You get what you pay for.
Average 2016 Winning Bids by Position
C - $1,677,647
1B - $2,362,727
2B - $1,348,750
SS - $725,000
3B - $2,830,000
OF - $4,680,833
DH - $2,870,000
SP - $3,591,207
RP - $1,7969,186
Highest Paid 2016 Contracts by Position
C AJ Pierzynski - $4,800,000
1B Chris Davis - $7,250,000
2B - Logan Forsythe - $4,250,000
SS - Alcides Escobar - $1,750,000
3B - Kyle Seager - $8,000,000
OF - Giancarlo Stanton - $16,200,000
DH - David Ortiz - $7,980,000
SP - Jake Arrietta - $ 14,000,000
RP - Mark Melancon - $6,250,000
Interesting Facts
1. We only had 4 shortstops selected in Free Agency last year.
2. There were only 5 starting pitchers signed for more than $7m.
3. There were only 7 players signed for more than $10m in all of Free Agency.
4. There were only 20 players signed for more than $5m in all of Free Agency.
If I get time I'll throw together some pivot tables and graphs, but in the mean time I'll attach the spreadsheet. Note that I had to pull this data from the old forums so the formatting is a bit weird. In addition I used a macro to convert the salary to a dollar amount. I didn't see any errors but there could be some.
Here is some quick analysis for the results of 2016 Free Agency.
The blue bar is the actual salary cost while the orange and grey lines represent the relative value. You would want the data point for each year to be within the actual cost.
(http://www.runningrum.com/sources/images/sp_cost.png)
Darrell:
I'm not sure what that means. For Acrual salary (which I presume should be actual), is that MLB salary and the lines are cost in MSB? Because Liriano's numbers seem out of wack - his actual salary in real life was 13.6M in 2016 which isn't reflected by any of those lines or bars.
That's strange. I edited that typo in the original but its not updating.

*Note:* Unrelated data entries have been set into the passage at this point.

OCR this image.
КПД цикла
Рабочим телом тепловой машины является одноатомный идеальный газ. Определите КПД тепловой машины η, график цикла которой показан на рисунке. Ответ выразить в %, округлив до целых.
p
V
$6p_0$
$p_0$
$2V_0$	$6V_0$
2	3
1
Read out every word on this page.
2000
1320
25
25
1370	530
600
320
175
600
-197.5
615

The blue bar is their actual DMB salary. The 2016 and 2017 lines represent
relative value versus MLB production. There should be a third axis on this chart referencing that relative value.
Liriano's salary is $10,000,000. In 2016 that was great value.
84 FIP-
.72 HR/9
1.21 WHIP
etc.
But in 2017 those numbers went to
119 FIP-
1.44 HR/9
1.48 WHIP
etc.
There is little doubt that
@profjason and
@tigersfancj and others with actual skill and knowledge in this area would do this VERY differently, but every time I send an intake for DMB analysis to my corporate Strategic Analysis team I don't receive an appropriate response.
Okay I might change the years from 2016 and 2017 to 2015 and 2016 as it really is a reference to those real life seasons (and their impact on the 2016 and 2017 DMB seasons).
Also, without that third axis, the graph currently makes it appear like you are establishing a dollar value relative to their production in those years. So I read it as Liriano being worth $25 million in 2017, which didn't make any sense.
Here is the analytics department for the ACLs. Please do not think we have a plan, we don't want anyone to know that. :)
(http://www.delhidailynews.com/news_image/1398316016Monkey-Math.jpg)
I hacked Sweet's servers and found this formula: Y = C + I + G + (X − M)!!!!!
It's actually Y = C + I + G + (X * M), but who's counting...
I can tell who had a problem in my Principles of Macroeconomics course. :)
Thanks for the reminder about Liriano!!!